The adit, a horizontal entrance (located north of you), was extended into the sandstone cliff face with cut native sandstone blocks. The blocks were capped with large log beams spanned with small diameter ponderosa pine decking and then cover with rubble. The roof portal protected the coal miners from rocks falling from the sandstone outcrop above. The mine did not have a vertical shaft such as those often associated with hardrock mining, but instead inclined moderately down into the hillside following the flat sheet of the coal seam.
In 1900, the State Coal Mine Inspector reported that "the average number of employees was 65, the present number 62. The miners received 75 cents per ton for mining." By 1904, production from the Aladdin Mine had dipped to such a point that only 30 men were employed (Sheridan Post, December 13, 1904).
Though coal mining was neither as glamorous nor as high paying as hardcore mining, the dangers were as real and the adverse health effects of black lung seemed inevitable for long-term miners. As was the case with all coal mines, accidents occured (sic). Two "non-fatal casualties" were recorded at Aladdin in 1900. The first accident occured (sic) to Otto Carlson, a 44-year-old Swedish immigrant. His hand was smashed by falling rock in Aladdin No. 1. The other injury also took place in Aladdin
No. 1 when a prop fell, striking a 51-year-old Scottish miner and breaking his right ankle.

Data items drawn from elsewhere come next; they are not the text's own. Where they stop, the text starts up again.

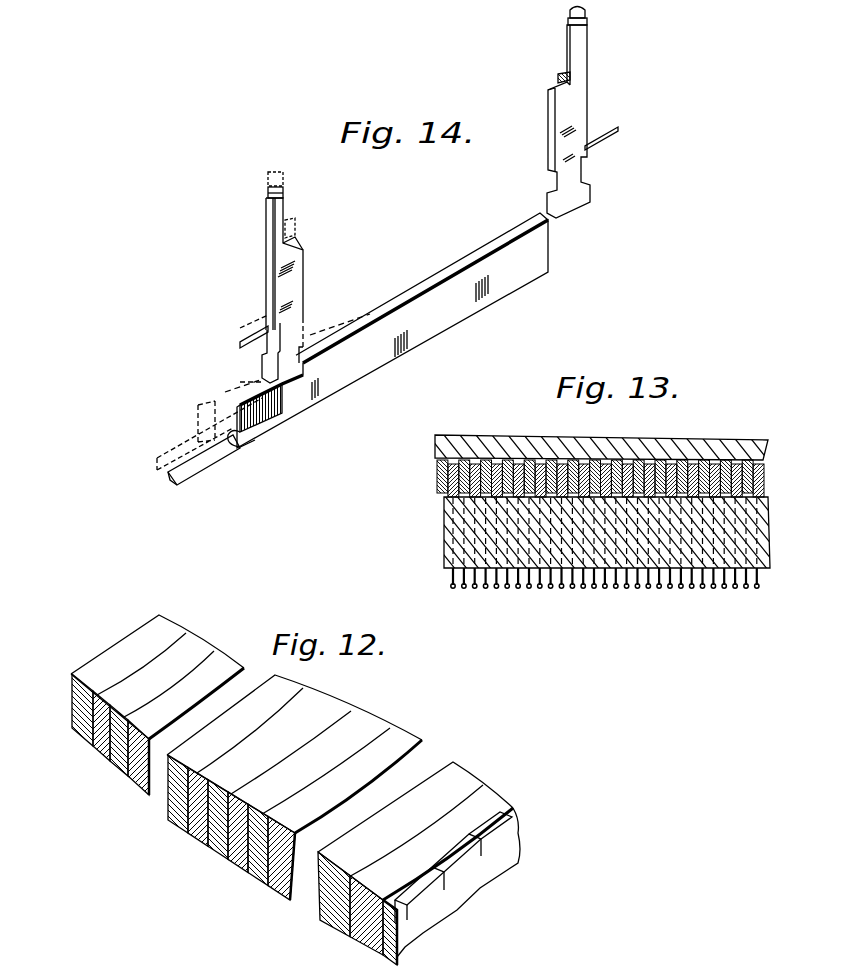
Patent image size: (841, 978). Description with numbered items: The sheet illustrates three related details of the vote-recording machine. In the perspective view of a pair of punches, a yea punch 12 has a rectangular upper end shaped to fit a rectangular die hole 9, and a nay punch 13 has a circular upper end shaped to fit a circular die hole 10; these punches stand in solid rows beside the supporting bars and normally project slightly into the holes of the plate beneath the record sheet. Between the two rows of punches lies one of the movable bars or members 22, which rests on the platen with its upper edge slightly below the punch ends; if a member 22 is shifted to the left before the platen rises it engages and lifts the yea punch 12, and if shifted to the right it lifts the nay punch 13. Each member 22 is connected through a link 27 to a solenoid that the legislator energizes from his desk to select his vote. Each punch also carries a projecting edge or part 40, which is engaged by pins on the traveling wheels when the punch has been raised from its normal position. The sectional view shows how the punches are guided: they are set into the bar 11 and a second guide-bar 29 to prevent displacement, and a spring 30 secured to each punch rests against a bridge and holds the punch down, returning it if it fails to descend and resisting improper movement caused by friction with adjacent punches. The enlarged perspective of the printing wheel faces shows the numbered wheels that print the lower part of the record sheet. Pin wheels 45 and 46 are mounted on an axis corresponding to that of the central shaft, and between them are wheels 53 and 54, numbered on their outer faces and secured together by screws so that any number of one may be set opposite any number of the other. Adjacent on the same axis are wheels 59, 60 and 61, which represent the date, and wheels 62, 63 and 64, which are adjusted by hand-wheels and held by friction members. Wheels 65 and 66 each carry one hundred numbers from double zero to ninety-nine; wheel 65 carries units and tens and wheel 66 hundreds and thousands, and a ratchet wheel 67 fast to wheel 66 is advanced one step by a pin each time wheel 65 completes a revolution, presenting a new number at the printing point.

In FIG. 14, the rectangular holes 9 is at (287, 184).
In FIG. 14, the circular holes 10 is at (586, 23).
In FIG. 13, the bars or beams 11 is at (445, 540).
In FIG. 14, the punches 12 is at (300, 287).
In FIG. 14, the punches 13 is at (577, 106).
In FIG. 13, the punches 13 is at (440, 481).
In FIG. 14, the movable bars or members 22 is at (386, 330).
In FIG. 14, the links 27 is at (190, 470).
In FIG. 13, the guide-bar 29 is at (735, 444).
In FIG. 13, the spring 30 is at (755, 590).
In FIG. 14, the projecting edge or part 40 is at (296, 232).
In FIG. 12, the wheel 45 is at (123, 645).
In FIG. 12, the wheel 46 is at (156, 790).
In FIG. 12, the wheel 53 is at (104, 746).
In FIG. 12, the wheel 54 is at (120, 776).
In FIG. 12, the wheel 59 is at (184, 828).
In FIG. 12, the wheel 60 is at (220, 838).
In FIG. 12, the wheel 61 is at (340, 722).
In FIG. 12, the wheel 62 is at (362, 730).
In FIG. 12, the wheel 63 is at (388, 741).
In FIG. 12, the wheel 64 is at (408, 743).
In FIG. 12, the wheel 65 is at (334, 920).
In FIG. 12, the wheel 66 is at (380, 940).
In FIG. 12, the ratchet wheel 67 is at (488, 877).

The coal mine at its opening in 1898 was "supplied with natural ventilation" from a vertical shaft (located northeast of your location) in the face of the hillside above and east of the adit entrance. The remains of the fan housing, installed during later operations, is visible and marks the location of the now plugged shaft. The fan extracted air from the mine creating a negative pressure that sucked fresh air into the adit entrance.